Often, but not always, these consultants pick the top three of "comparable" executives in publicly held companies and use them as the "executive compensation setting standard," he adds. As a result, they then argue that that is the policy recommended by them to the board of directors of the publicly held company. The lack of opposition to this type of procedure is troublesome, our reader continues. "This leaves aside the further issue of what ARE improper affiliations between these outside consultants and the company, its board and its managers."

Another WS&T reader agrees that ties between board members and a company's CEO make it virtually impossible for institutional investors to effectively change the way pay packages are decided.

"The directors are usually buddies of the CEO. [...] The company nominates - renominates board members," he says. As a result, "the pay thing remains the result o f the 'old boys club,' he adds.

While many agree that the executive compensation issue needs to be addressed, few industry observers believe the Occupy Wall Street protest will bring about the necessary change.

Many observers classify the ongoing Occupy Wall Street protest as nothing more than a form of street theater where out-of-work actors are just having fun hanging out.

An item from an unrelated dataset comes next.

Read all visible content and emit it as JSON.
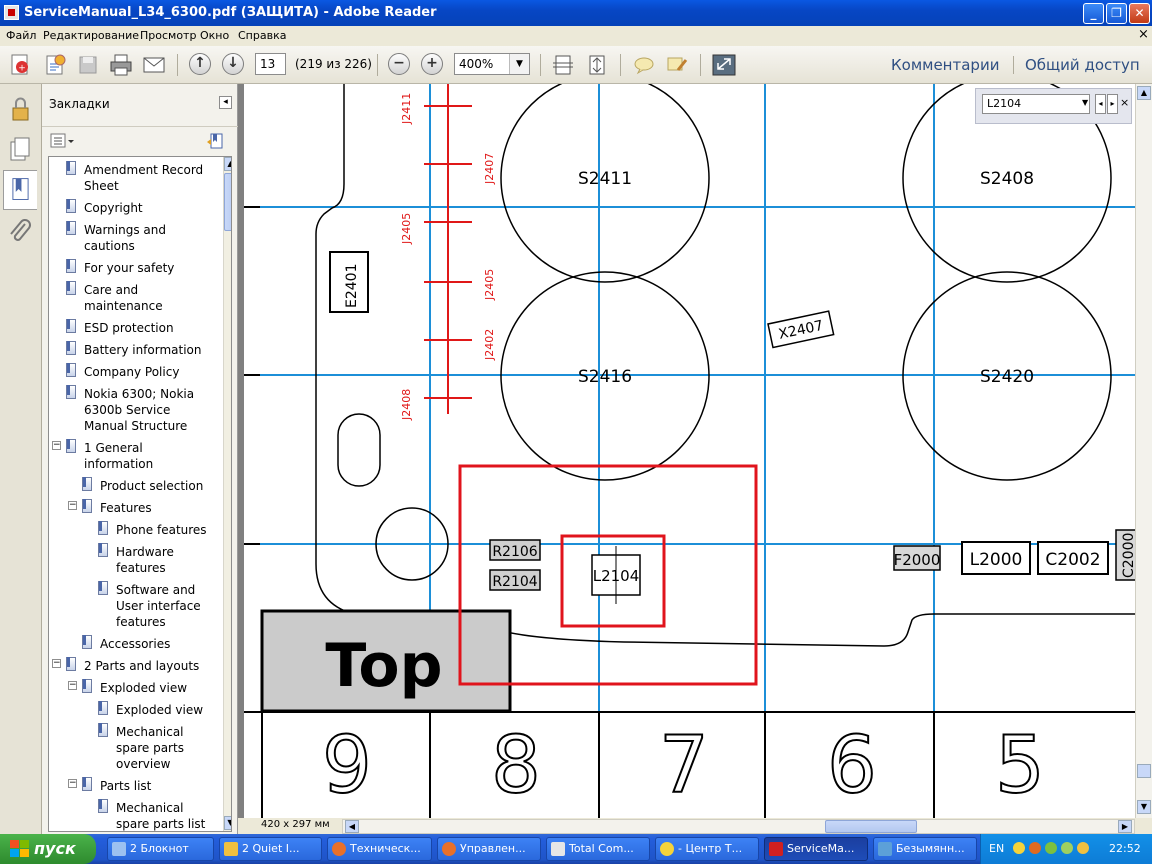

"While it is without a doubt that pay without merit is endemic in the corporate world, it is private capital that suffers here. Shareholders will have to live with this inefficient allocation of capital," Freemarket says.

Still, "Pretending that these neo-bolshevik, rent-a-mob, useful idiots who are protesting this practice have a valid point is naive at best [...]."

Another reader argues that a constituency of people who work within media, medicine, insurance, education, finance and politics might be best placed to propose ideas that will help address the legitimate grievances of main street. "But should we hold our breath?," the reader says.

One thing is for sure: as Wall Street banks continue to protest that they don't have the manpower to comply with Dodd-Frank regulations and that technology upgrades needed to comply are too expensive, they continue to pay their top managers millions of dollars.

The growing street protests are unlikely to lead to much direct change in executive compensation, but most observers do consider them a delayed reaction to the financial crisis.

Perhaps the best hope this grassroots movement has is to stir everyone from the general apathy that has prevented any effective change in the way things were done before the last financial crisis.

Maybe the government, regulators who have been stalling on Dodd-Frank, and the banks themselves, will finally stop dragging their feet.